In Jung’s recollection, the first crack emerged on their trip to the US in 1909, when they both delivered well-received lectures at Clark University in Massachusetts. Freud, who had the extraordinarily trying habit of analysing pretty much everyone he met to their face, announced that he would no longer like to be analysed himself. It would weaken his authority, he said. And at this point, Jung began to chafe at Freud’s domination.
Then there was a deeper, philosophical reason for their coming schism. Most of the psychoanalysts who fell out with Freud did so over the subject of sex. In his theory of the libido, Freud was convinced that he had found the universal engine of all human desire and achievement – whether personal, cultural or civilisational. All of this, he argued, stems ultimately from sexuality. Psychoanalysis rests upon this theory of the libido, so to jettison it is to do away with the whole thing. Jung had, from the very beginning, misgivings about whether sex was the only source of such energies and drives. Freud hoped this resistance would be scrubbed away.
It couldn’t. Freud feared as much from the beginning of their relationship: he thought that the Christian son of a pastor might never be quite cleansed of his attraction to the mystical – at least not to the same extent as a godless Jew. At the heart of their break was what weight to give to the ethereal, the psychical, the occultic, the unverifiable. For Freud, these diversions could ultimately be reduced to the libido, that is, to the sex drive. For Jung, they must be taken seriously and not explained away.
By 1912, the cleft between the two men was widening. When they turned their gazes simultaneously to religion, it was enough to finish things off. Freud would end up producing Totem and Taboo (1913), which located the emergence of religion (and, indeed, culture itself) in the Oedipal complex. Jung, publishing a little before, offered a sweeping, chaotic argument that contained the seeds of the ideas for which he later became famous: the collective unconscious, archetypes, and – fatally for their relationship – a reconceptualisation of the libido as a sort of ‘mental energy’.

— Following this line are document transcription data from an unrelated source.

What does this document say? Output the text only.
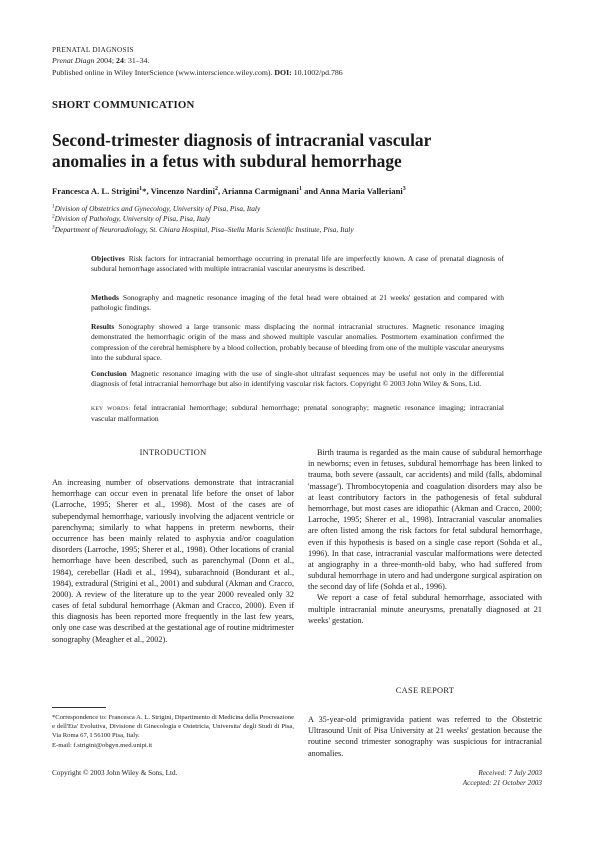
PRENATAL DIAGNOSIS
Prenat Diagn 2004; 24: 31–34.
Published online in Wiley InterScience (www.interscience.wiley.com). DOI: 10.1002/pd.786
SHORT COMMUNICATION
Second-trimester diagnosis of intracranial vascular
anomalies in a fetus with subdural hemorrhage
Francesca A. L. Strigini$^1$*, Vincenzo Nardini$^2$, Arianna Carmignani$^1$ and Anna Maria Valleriani$^3$
$^1$Division of Obstetrics and Gynecology, University of Pisa, Pisa, Italy
$^2$Division of Pathology, University of Pisa, Pisa, Italy
$^3$Department of Neuroradiology, St. Chiara Hospital, Pisa–Stella Maris Scientific Institute, Pisa, Italy
Objectives Risk factors for intracranial hemorrhage occurring in prenatal life are imperfectly known. A case of prenatal diagnosis of subdural hemorrhage associated with multiple intracranial vascular aneurysms is described.
Methods Sonography and magnetic resonance imaging of the fetal head were obtained at 21 weeks' gestation and compared with pathologic findings.
Results Sonography showed a large transonic mass displacing the normal intracranial structures. Magnetic resonance imaging demonstrated the hemorrhagic origin of the mass and showed multiple vascular anomalies. Postmortem examination confirmed the compression of the cerebral hemisphere by a blood collection, probably because of bleeding from one of the multiple vascular aneurysms into the subdural space.
Conclusion Magnetic resonance imaging with the use of single-shot ultrafast sequences may be useful not only in the differential diagnosis of fetal intracranial hemorrhage but also in identifying vascular risk factors. Copyright © 2003 John Wiley & Sons, Ltd.
KEY WORDS: fetal intracranial hemorrhage; subdural hemorrhage; prenatal sonography; magnetic resonance imaging; intracranial vascular malformation
INTRODUCTION

An increasing number of observations demonstrate that intracranial hemorrhage can occur even in prenatal life before the onset of labor (Larroche, 1995; Sherer et al., 1998). Most of the cases are of subependymal hemorrhage, variously involving the adjacent ventricle or parenchyma; similarly to what happens in preterm newborns, their occurrence has been mainly related to asphyxia and/or coagulation disorders (Larroche, 1995; Sherer et al., 1998). Other locations of cranial hemorrhage have been described, such as parenchymal (Donn et al., 1984), cerebellar (Hadi et al., 1994), subarachnoid (Bondurant et al., 1984), extradural (Strigini et al., 2001) and subdural (Akman and Cracco, 2000). A review of the literature up to the year 2000 revealed only 32 cases of fetal subdural hemorrhage (Akman and Cracco, 2000). Even if this diagnosis has been reported more frequently in the last few years, only one case was described at the gestational age of routine midtrimester sonography (Meagher et al., 2002).

*Correspondence to: Francesca A. L. Strigini, Dipartimento di Medicina della Procreazione e dell'Eta' Evolutiva, Divisione di Ginecologia e Ostetricia, Universita' degli Studi di Pisa, Via Roma 67, I 56100 Pisa, Italy.
E-mail: f.strigini@obgyn.med.unipi.it
Copyright © 2003 John Wiley & Sons, Ltd.

Birth trauma is regarded as the main cause of subdural hemorrhage in newborns; even in fetuses, subdural hemorrhage has been linked to trauma, both severe (assault, car accidents) and mild (falls, abdominal 'massage'). Thrombocytopenia and coagulation disorders may also be at least contributory factors in the pathogenesis of fetal subdural hemorrhage, but most cases are idiopathic (Akman and Cracco, 2000; Larroche, 1995; Sherer et al., 1998). Intracranial vascular anomalies are often listed among the risk factors for fetal subdural hemorrhage, even if this hypothesis is based on a single case report (Sohda et al., 1996). In that case, intracranial vascular malformations were detected at angiography in a three-month-old baby, who had suffered from subdural hemorrhage in utero and had undergone surgical aspiration on the second day of life (Sohda et al., 1996).

We report a case of fetal subdural hemorrhage, associated with multiple intracranial minute aneurysms, prenatally diagnosed at 21 weeks' gestation.

CASE REPORT

A 35-year-old primigravida patient was referred to the Obstetric Ultrasound Unit of Pisa University at 21 weeks' gestation because the routine second trimester sonography was suspicious for intracranial anomalies.

Received: 7 July 2003
Accepted: 21 October 2003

The demise of the friendship was extraordinarily vicious. Freud and Jung rarely spoke to each other again after what could only have been a severely awkward conference they both attended in Munich in 1913. The break, of course, has had a rippling legacy. Just as Freud sought to control psychoanalysis like a party leader, so too did Jung maintain an iron grip on what he came to call analytical psychology – indeed, it could be said that Jungian psychology became even more cultish than its Freudian precursor.

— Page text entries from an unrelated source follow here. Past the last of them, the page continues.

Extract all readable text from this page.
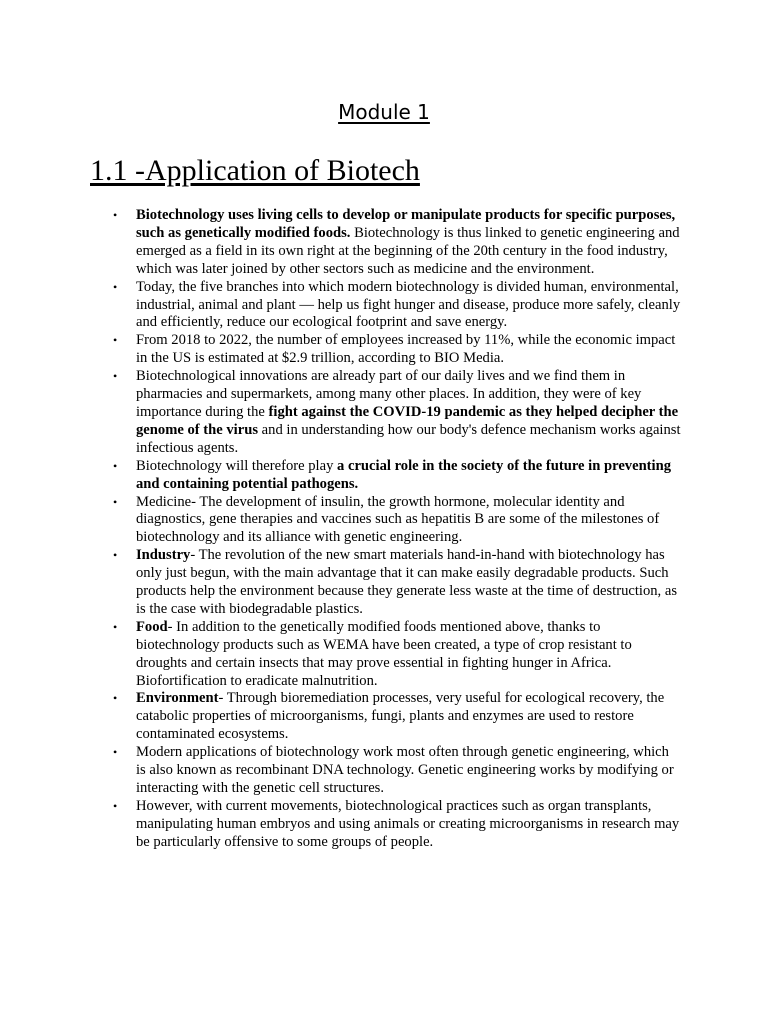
Module 1
1.1 -Application of Biotech
• Biotechnology uses living cells to develop or manipulate products for specific purposes, such as genetically modified foods. Biotechnology is thus linked to genetic engineering and emerged as a field in its own right at the beginning of the 20th century in the food industry, which was later joined by other sectors such as medicine and the environment.
• Today, the five branches into which modern biotechnology is divided human, environmental, industrial, animal and plant — help us fight hunger and disease, produce more safely, cleanly and efficiently, reduce our ecological footprint and save energy.
• From 2018 to 2022, the number of employees increased by 11%, while the economic impact in the US is estimated at $2.9 trillion, according to BIO Media.
• Biotechnological innovations are already part of our daily lives and we find them in pharmacies and supermarkets, among many other places. In addition, they were of key importance during the fight against the COVID-19 pandemic as they helped decipher the genome of the virus and in understanding how our body's defence mechanism works against infectious agents.
• Biotechnology will therefore play a crucial role in the society of the future in preventing and containing potential pathogens.
• Medicine- The development of insulin, the growth hormone, molecular identity and diagnostics, gene therapies and vaccines such as hepatitis B are some of the milestones of biotechnology and its alliance with genetic engineering.
• Industry- The revolution of the new smart materials hand-in-hand with biotechnology has only just begun, with the main advantage that it can make easily degradable products. Such products help the environment because they generate less waste at the time of destruction, as is the case with biodegradable plastics.
• Food- In addition to the genetically modified foods mentioned above, thanks to biotechnology products such as WEMA have been created, a type of crop resistant to droughts and certain insects that may prove essential in fighting hunger in Africa. Biofortification to eradicate malnutrition.
• Environment- Through bioremediation processes, very useful for ecological recovery, the catabolic properties of microorganisms, fungi, plants and enzymes are used to restore contaminated ecosystems.
• Modern applications of biotechnology work most often through genetic engineering, which is also known as recombinant DNA technology. Genetic engineering works by modifying or interacting with the genetic cell structures.
• However, with current movements, biotechnological practices such as organ transplants, manipulating human embryos and using animals or creating microorganisms in research may be particularly offensive to some groups of people.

Though often charged to be prophets, not least by their own followers, neither Freud nor Jung founded new religions. They were not cult leaders, but imperious pioneers of the unconscious. There were both political and intellectual reasons that they needed one another in the early, heady days of discovery. For what they were seeking to illuminate was deeply strange, even if today it is an idea that has the worn familiarity of a cliché. The implication of the theory of the unconscious, as Richard Rorty once noted, is that there is something in us like another person that has just as good a claim to be ‘us’ as our conscious minds. Perhaps the intense oddness of the friendship between the two men reflects just how startling this idea was, and remains.